For examining the sorption of phenanthrene by heavy metals polluted soils, Gao et al. (45) reported a great variation for Koc values in different soils (5064-11461 L/kg), which was in agreement with results of the current study (high CV values). Such variation could be due to the nature of SOM and its compositional variances. In general, the effects of the nature or the site of SOM on the influential level of the active organic matter used to absorb PAHs were recognized (46, 47).

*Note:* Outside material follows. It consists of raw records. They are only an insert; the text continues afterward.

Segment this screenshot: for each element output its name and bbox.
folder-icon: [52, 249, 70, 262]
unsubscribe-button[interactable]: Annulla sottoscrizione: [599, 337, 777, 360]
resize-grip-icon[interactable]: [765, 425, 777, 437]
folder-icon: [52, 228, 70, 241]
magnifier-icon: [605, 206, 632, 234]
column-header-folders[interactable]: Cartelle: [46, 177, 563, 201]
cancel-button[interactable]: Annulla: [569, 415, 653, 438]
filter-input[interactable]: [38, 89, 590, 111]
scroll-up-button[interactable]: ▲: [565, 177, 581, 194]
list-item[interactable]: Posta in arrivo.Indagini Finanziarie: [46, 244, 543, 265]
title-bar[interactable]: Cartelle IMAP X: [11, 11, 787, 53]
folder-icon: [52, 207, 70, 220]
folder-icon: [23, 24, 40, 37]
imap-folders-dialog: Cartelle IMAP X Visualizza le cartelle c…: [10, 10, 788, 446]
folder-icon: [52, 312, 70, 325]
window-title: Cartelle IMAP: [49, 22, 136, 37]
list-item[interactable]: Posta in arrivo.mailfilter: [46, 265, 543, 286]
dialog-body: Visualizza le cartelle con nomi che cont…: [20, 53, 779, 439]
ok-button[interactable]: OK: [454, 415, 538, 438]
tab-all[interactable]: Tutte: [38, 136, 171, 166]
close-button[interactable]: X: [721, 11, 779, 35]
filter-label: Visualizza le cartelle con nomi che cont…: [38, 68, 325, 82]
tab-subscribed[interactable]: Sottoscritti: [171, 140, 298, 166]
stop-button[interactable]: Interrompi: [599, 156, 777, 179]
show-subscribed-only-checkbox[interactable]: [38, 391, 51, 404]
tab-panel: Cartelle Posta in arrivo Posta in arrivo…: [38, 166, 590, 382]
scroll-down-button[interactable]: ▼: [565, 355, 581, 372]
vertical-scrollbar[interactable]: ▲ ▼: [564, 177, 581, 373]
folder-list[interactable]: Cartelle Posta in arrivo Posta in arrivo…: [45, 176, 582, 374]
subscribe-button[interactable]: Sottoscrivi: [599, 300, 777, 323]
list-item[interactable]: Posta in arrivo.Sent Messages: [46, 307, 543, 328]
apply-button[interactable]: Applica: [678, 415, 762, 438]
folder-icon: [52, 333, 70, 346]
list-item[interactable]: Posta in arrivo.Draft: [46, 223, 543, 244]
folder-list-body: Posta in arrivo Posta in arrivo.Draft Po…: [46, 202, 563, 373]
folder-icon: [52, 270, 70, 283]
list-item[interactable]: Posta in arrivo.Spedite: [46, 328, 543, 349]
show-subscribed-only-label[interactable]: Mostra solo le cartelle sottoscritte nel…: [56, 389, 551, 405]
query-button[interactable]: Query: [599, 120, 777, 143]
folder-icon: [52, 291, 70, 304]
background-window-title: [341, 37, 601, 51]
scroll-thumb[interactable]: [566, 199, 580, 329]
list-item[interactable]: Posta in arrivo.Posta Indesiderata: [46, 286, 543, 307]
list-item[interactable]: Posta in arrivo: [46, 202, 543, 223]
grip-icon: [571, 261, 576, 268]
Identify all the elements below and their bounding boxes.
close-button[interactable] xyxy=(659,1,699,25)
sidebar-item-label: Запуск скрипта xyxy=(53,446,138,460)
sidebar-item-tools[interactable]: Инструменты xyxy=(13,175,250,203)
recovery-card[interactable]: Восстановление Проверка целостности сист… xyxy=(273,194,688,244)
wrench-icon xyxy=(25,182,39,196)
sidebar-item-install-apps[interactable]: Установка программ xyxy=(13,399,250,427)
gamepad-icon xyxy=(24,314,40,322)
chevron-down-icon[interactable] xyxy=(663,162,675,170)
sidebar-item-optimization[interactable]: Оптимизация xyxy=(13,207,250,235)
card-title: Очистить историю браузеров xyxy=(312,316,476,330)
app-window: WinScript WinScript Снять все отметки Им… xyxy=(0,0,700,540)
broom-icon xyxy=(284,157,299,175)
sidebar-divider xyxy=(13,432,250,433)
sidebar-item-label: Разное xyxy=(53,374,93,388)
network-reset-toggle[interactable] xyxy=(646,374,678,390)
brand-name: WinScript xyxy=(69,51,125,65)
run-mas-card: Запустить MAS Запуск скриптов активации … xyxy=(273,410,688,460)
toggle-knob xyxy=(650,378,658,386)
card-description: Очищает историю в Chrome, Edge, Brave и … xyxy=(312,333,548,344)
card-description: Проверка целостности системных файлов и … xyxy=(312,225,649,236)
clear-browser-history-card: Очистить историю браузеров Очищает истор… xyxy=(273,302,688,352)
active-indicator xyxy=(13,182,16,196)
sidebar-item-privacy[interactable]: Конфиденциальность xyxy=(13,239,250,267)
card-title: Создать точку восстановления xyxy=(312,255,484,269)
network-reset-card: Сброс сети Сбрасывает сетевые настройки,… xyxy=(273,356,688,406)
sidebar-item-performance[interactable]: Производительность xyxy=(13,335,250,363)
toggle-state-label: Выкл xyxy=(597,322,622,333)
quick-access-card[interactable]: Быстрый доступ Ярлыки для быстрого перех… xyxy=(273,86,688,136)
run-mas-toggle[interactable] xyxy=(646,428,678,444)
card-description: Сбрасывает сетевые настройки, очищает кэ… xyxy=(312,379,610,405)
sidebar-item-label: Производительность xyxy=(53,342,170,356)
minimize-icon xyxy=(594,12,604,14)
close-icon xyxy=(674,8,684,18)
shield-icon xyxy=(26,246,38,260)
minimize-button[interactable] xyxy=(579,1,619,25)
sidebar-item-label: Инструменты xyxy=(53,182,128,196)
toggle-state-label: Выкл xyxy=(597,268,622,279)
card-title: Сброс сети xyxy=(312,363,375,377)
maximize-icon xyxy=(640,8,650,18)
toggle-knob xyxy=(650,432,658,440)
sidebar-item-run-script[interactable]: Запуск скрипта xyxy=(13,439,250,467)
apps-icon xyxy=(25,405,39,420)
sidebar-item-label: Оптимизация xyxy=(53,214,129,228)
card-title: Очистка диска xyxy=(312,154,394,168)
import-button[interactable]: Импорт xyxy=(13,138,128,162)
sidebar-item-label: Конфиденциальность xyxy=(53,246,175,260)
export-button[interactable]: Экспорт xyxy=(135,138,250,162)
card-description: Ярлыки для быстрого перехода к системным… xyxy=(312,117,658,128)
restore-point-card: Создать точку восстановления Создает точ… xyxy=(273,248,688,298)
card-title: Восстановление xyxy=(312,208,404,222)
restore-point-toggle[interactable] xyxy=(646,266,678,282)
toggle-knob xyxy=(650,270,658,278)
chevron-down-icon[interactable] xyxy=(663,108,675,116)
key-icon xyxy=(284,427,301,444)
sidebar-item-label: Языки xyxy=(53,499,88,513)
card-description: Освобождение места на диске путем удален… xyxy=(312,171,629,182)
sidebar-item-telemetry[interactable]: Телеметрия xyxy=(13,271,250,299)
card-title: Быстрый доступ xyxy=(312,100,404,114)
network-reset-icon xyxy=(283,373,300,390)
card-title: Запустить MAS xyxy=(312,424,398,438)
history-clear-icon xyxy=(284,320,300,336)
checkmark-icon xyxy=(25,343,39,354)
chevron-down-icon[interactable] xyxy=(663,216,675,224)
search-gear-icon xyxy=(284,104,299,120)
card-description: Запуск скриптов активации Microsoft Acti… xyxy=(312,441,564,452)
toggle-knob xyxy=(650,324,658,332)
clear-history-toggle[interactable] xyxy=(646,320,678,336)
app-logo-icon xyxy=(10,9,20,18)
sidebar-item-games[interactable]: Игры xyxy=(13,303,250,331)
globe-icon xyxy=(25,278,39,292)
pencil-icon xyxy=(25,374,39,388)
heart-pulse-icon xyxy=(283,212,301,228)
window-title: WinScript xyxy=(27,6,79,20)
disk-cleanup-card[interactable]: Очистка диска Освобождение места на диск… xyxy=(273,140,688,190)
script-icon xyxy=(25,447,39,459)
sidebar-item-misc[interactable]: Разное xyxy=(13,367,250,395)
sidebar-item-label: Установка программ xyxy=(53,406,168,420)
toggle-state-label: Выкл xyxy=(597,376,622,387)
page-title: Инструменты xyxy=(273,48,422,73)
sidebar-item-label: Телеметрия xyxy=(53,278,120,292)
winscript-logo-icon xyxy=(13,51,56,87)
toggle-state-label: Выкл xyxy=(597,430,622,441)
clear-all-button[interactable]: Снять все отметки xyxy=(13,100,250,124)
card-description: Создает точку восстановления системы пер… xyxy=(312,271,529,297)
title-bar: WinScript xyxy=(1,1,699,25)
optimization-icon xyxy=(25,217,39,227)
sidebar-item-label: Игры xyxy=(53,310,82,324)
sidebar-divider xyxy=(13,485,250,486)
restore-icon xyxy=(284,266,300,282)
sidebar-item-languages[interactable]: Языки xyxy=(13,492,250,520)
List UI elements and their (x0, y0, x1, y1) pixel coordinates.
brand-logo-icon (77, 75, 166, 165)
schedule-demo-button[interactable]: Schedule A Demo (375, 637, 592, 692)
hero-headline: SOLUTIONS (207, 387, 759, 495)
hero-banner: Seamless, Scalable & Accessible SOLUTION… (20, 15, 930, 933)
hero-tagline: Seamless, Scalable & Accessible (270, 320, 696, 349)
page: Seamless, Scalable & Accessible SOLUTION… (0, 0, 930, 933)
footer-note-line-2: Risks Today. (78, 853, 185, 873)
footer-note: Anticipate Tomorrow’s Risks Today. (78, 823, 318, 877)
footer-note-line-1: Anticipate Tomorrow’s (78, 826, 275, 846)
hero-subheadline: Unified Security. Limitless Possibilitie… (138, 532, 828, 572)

Gao et al. (14) conducted linear regressions with logKow, logS, and a combination of logKow and logS. Furthermore, they applied a nonlinear ANN to correlate Kow and S with Koc, and trained a simple neural network on Kow and S which was also obtained from the literature. The current study outcomes are similar to the results of these researchers, who found out that comparing with linear models, ANNs were more powerful in fitting the values of Koc and exhibited a lower sum of square residuals. High R2 values of resulted ANN networks in the research demonstrated that ANN was also accurate enough to estimate sorption coefficients. This could be due to the nonlinear relationships between the inputs and outputs, where in inputs there was a model less sensitivity to error. Furthermore, our findings are consistent with the results of Diaconu et al. (27), confirming the generalization ability of ANN to forecast the rate of adsorbed phosphate pollutant and its sorption volume on soil particles (with RMSE and R values of 0.929 and 0.987, respectively). They are also similar to the results of Snidgha (28) who reported the mean square error (MSE) value of 0.001 and R of 0.993 between the predicted and the observed values of neural network model on phenol pollutant. In this regard, Falamaki (13) used trained multilayer perceptron (MLP) and radial basis function (RBF) networks for estimating values of Kd for nickel, taking pH as input. He also found that MLP network could predict Kd better than RBF network and the results of all networks were superior to the linear models.
5.1. Conclusions
This study introduced the ANN approach as an efficient way for replicating and estimating the variability of phenanthrene Kd and Koc values related to soil organic carbon content. That is, Kd and Koc values are highly associated with this quality of soil. The best array used for ANN had one node in each input, one node in each output, and six nodes in each hidden layer. Furthermore, 1000 was the optimum value of iteration for the resulted structure in which tansig was selected as the most efficient transfer function. ANNs for Kd resulted in R2 and RMSE values ranging respectively from 0.92 to 0.99 and from 15.67 to 110.79 after eight-fold cross-validation. These values ranged from 0.91 to 0.99 and 979.15 to 2655.84 for Koc. In addition, this study claims that for the first time, the predicted phenanthrene sorption coefficients (Koc and Kd) have been used for the artificial neural networks, so the scholars have suggested ANN as a promising alternative for the conventional methods of estimating this pollutant, mainly because of the nonlinear and complex accounting relationships between the variables.